We began our St. Patrick's Day unit today. I always start this unit by talking a little bit about leprechauns and what they do and what they're like. But then, when the kids go to PE or a special, leprechauns will come and visit our classroom. They play in centers, read books, leave little green footprints on the floor, and make a general disaster of our room. They also leave a note for the kids. When we all get back to the room the children are outraged ("What?! WE have to clean up THEIR mess?!") and enthused and curious and just so alive!! So we clean up the room, talk about what clues they left behind and then as a whole class write the leprechauns back. Thus begins the week-long pen pal relationship.

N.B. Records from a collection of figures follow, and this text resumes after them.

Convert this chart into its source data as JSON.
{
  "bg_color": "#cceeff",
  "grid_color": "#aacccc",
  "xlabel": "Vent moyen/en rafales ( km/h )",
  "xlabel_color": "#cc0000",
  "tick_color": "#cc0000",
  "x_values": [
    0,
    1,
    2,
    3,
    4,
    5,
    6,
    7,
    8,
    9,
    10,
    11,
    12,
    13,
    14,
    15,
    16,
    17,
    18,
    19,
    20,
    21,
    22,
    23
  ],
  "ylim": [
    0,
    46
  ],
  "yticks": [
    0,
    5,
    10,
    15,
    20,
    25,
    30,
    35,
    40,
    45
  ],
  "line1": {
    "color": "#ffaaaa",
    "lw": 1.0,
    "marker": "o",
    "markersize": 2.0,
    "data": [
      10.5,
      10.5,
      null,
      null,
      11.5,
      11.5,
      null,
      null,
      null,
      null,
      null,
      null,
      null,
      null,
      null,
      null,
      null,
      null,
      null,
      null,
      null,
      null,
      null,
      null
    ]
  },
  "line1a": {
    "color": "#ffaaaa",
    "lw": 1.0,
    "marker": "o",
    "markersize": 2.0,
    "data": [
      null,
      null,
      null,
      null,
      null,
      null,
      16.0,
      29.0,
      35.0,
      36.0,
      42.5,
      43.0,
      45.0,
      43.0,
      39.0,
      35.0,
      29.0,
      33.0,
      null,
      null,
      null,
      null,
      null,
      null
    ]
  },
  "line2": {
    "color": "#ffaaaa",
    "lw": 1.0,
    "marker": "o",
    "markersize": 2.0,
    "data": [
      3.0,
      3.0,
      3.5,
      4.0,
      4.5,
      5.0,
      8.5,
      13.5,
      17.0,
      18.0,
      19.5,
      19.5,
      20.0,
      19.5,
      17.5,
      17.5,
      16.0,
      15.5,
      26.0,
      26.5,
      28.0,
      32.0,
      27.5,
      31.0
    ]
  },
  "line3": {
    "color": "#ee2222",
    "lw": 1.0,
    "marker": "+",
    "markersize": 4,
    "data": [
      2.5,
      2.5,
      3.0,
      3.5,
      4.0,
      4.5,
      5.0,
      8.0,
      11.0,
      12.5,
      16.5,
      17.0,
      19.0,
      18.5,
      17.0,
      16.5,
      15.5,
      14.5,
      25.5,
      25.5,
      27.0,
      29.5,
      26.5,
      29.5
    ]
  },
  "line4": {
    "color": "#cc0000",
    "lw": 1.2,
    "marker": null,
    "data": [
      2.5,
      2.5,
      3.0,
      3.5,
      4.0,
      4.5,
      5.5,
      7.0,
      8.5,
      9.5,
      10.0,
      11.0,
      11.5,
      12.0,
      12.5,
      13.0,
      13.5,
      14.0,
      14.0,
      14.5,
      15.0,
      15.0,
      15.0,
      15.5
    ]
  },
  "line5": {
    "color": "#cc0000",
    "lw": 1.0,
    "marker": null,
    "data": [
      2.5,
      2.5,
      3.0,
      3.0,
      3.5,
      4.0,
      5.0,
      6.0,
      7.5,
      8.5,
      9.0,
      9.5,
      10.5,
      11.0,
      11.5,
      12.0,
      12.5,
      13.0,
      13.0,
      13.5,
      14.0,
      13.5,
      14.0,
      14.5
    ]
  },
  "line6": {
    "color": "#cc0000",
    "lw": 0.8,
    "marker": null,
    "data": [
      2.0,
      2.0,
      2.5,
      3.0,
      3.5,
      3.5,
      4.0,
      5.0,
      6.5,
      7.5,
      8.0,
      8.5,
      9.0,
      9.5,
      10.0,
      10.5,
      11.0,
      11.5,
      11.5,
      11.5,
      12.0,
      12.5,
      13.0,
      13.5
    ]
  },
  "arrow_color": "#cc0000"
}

I just love how thoroughly the kids buy in to it all. Suddenly, what was once a messy desk is the work of Paddy. What used to be a missing pencil is all blamed on Looie. And on the way to playground I heard them all discussing the tiny boot footprints they could clearly see in the mud. Everything they view is suddenly through this new lens and go all out with it. What if we all trusted so completely in a suggestion?

Some may say it's just innocence or naivite. But I'm inclined to think that this suspension of disbelief is more than that. I think it's a gift, and a fleeting one at that.